= Ident-A-Kit Set 1: Fingerprints =

Ident-A-Kit Set 1: Fingerprints is a 1987 role-playing game supplement published by Sleuth Publications for Mercenaries, Spies & Private Eyes.

==Contents==
Ident-A-Kit Set 1: Fingerprints is a supplement in which guidelines are provided to allow fingerprints to be used as game aids, and includes peel-and-stick prints, and a 3x magnifier.

==Publication history==
Ident-A-Kit Set 1: Fingerprints was written by Gary Grady and William Lamb and published by Sleuth Publications in 1987 as a boxed set containing a 16-page book, a 4-page pamphlet, 10 cards, 250 peel-and-stick prints, and a magnifier.

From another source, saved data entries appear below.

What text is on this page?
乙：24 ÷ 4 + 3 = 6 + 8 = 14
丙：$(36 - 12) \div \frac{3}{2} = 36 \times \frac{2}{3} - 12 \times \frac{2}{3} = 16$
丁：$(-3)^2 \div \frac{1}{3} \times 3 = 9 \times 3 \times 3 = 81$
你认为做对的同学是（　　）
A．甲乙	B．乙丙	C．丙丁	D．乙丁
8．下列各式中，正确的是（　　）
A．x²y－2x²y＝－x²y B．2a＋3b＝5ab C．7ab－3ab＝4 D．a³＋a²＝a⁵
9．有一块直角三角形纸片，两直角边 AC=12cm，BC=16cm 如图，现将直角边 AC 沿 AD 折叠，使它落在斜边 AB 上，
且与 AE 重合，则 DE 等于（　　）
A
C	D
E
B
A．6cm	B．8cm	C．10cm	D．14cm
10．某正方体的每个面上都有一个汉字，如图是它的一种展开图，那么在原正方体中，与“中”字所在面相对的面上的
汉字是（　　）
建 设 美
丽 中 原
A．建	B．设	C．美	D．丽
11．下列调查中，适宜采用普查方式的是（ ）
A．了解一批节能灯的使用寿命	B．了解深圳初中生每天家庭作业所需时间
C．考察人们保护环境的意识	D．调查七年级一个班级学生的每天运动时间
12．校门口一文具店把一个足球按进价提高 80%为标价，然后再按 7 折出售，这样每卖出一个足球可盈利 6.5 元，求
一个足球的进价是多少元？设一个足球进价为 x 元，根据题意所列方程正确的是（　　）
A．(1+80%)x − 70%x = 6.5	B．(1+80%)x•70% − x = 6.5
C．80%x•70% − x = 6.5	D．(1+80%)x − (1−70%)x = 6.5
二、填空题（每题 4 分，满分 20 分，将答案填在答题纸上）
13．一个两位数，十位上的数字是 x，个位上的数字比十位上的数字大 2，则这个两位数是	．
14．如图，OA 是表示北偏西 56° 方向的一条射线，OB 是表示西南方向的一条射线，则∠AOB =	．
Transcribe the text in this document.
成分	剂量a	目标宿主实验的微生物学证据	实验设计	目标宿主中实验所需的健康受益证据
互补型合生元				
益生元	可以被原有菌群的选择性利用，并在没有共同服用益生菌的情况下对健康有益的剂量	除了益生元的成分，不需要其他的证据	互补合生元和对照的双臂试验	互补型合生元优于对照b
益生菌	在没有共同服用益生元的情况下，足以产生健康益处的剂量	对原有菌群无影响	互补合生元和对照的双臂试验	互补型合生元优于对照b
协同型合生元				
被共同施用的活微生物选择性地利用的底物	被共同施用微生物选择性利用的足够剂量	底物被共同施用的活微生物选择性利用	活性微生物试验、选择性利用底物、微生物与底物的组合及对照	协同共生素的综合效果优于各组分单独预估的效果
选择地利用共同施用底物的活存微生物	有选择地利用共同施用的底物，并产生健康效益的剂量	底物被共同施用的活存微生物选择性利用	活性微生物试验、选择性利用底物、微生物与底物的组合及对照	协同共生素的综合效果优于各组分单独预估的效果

Shannon Appelcline notes that Sleuth Publications purchasing the Mercenaries, Spies & Private Eyes product line from Flying Buffalo in 1986 "led to Sleuth's first non-Different Worlds publication for the RPG industry: a new, boxed edition of Mercenaries, Spies & Private Eyes (1986). It was soon followed by their only supplement, Ident-a-kit 1: Fingerprints (1986) which rather uniquely gave players the opportunity to match up real-looking fingerprints in their roleplaying games."

==Reception==
Lawrence Schick referred to Ident-A-Kit Set 1: Fingerprints as "Pretty cool."